I would like to suggest an alternative.  Both Hollywood and Washington should get behind this as it will produce greater profits for our movie makers.  That will result in more tax revenue that the Federal Government will have available to waste.

My suggestion is that we abandon our present movie rating system in favor of a new one – the BDI (Brain Dead Index).  The creation of this system would also help relieve the ranks of the unemployed (albeit by as insignificant an amount as President Obama’s and Congressional efforts in this regard).  But at least it would be a step in the right direction.

Here’s the plan.

We find one thousand citizens across the country and test their IQ’s.  Let’s say we decide on a range between 40-120 to represent a cross-section of the population.  In order to be politically correct and realizing that we are all equal – more or less – we would naturally want three times as many people whose IQ’s measure 40 than we would those whose were 120.  (Lest you think that there may be an absence of candidates in those lower regions I suggest that we have only to check the halls of Congress).

Now that we have our candidates (whom we would pay out of the public largesse), we expose each of them to every new Hollywood release.  Each BDI panelist would have his or her own key pad to record whether they liked the movie or not.

 The total of those voting “Like” are recorded and their  IQ’s entered into the system.  The  total IQ of the respondents is then divided by the number of participants and a BDI number is derived.  (This is very scientific).

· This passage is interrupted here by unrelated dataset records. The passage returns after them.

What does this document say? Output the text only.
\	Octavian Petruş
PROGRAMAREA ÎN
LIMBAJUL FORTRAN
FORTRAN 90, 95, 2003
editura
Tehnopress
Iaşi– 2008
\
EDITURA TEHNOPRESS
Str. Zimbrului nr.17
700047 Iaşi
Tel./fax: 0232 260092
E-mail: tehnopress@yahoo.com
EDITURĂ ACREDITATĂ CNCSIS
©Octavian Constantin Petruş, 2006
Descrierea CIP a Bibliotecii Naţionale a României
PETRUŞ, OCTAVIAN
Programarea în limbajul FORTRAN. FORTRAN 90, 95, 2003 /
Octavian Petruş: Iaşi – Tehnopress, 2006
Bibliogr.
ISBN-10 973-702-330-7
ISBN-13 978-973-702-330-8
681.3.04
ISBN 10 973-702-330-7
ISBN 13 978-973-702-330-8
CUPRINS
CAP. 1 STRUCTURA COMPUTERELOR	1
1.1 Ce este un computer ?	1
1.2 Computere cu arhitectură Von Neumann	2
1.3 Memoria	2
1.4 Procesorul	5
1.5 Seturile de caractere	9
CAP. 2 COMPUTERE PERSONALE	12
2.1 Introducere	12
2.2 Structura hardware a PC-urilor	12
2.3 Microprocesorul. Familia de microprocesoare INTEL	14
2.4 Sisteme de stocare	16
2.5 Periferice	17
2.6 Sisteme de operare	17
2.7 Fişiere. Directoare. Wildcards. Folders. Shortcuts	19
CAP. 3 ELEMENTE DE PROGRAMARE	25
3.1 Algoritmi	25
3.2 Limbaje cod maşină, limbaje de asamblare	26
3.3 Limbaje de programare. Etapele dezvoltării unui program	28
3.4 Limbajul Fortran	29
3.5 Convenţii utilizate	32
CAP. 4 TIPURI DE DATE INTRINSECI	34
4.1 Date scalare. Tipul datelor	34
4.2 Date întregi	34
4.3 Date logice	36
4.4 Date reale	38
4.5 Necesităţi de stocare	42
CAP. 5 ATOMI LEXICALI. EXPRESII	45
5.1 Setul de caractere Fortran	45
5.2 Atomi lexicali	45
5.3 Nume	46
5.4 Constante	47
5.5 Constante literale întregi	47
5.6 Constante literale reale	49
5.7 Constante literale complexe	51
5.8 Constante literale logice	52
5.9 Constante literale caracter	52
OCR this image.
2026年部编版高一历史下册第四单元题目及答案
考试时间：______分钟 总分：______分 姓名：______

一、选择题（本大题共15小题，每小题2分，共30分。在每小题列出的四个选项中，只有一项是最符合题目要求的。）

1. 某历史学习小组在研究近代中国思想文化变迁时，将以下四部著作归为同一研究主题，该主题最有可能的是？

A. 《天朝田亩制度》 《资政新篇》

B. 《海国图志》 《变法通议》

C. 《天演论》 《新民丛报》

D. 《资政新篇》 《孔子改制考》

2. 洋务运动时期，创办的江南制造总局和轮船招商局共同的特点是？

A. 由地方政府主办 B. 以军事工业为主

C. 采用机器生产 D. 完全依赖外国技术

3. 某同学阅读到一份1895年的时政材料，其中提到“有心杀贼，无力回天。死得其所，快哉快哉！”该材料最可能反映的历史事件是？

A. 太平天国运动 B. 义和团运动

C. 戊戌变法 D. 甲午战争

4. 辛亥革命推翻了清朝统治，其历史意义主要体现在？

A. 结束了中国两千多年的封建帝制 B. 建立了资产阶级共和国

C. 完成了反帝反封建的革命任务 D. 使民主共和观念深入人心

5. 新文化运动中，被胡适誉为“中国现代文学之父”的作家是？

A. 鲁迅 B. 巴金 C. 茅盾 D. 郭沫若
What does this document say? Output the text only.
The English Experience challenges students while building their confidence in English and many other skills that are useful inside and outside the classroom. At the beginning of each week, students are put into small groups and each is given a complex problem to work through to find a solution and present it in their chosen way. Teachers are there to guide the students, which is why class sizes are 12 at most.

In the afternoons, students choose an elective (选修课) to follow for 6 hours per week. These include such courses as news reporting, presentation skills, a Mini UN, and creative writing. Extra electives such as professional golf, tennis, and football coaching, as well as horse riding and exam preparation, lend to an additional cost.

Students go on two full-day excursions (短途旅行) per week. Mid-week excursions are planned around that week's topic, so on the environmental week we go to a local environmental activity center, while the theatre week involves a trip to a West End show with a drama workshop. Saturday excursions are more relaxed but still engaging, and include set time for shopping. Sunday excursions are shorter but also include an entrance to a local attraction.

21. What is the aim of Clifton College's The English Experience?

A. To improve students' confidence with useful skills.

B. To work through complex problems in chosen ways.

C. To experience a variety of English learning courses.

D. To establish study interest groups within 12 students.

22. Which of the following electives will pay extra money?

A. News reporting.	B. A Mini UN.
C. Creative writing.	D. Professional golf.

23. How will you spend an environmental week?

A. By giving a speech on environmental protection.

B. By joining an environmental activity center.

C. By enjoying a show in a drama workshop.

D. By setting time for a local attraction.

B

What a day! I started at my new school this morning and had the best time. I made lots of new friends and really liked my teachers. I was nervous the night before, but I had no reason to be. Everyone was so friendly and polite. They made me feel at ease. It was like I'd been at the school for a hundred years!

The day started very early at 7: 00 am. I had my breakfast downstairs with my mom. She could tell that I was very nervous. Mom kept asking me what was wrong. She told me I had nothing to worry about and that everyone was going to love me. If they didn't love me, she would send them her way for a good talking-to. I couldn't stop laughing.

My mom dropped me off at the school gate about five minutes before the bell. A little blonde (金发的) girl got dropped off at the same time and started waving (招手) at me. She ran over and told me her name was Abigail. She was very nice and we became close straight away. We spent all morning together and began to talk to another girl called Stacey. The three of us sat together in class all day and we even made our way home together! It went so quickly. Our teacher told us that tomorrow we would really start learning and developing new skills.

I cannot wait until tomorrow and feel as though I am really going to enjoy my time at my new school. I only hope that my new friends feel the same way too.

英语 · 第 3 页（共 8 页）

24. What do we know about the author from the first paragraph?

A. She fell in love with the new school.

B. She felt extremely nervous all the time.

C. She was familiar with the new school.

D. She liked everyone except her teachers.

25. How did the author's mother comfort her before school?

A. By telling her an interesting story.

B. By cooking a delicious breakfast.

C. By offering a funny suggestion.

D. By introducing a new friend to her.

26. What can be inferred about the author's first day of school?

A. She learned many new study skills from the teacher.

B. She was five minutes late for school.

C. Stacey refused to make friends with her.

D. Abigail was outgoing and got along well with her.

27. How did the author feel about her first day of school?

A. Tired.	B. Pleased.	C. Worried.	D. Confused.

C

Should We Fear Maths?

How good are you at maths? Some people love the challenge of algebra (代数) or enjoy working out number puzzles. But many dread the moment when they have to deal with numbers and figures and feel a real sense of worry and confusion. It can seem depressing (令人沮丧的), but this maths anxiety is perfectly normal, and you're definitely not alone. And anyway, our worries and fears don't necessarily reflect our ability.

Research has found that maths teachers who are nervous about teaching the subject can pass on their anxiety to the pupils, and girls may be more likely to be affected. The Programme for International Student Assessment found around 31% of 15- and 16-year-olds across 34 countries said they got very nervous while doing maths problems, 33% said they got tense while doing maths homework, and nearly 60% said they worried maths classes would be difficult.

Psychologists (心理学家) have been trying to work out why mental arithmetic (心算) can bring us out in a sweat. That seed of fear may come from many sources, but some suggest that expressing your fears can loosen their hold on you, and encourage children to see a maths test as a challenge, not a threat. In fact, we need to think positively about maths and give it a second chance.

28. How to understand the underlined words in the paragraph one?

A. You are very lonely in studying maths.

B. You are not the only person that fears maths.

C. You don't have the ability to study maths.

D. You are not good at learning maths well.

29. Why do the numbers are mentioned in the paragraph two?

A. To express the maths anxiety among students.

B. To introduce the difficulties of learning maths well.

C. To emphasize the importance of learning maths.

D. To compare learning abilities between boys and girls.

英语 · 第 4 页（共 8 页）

A movie that receives a rating of 62 will probably not be enjoyable to a person whose IQ is 115 – but will surely be a treasure to a person whose IQ is 51.  Do you see how simple it is?

Although I believe that this system is a major improvement over the one with which we are currently encumbered, I will admit in advance that, even if adopted, it will be short lived in its duration.

With our current focus on income and wealth re-distribution, certainly proposals to re-distribute intelligence cannot lag far behind.

When those are fully implemented, we can all enjoy the movies that Hollywood produces.

In fact, we will be obligated to do so.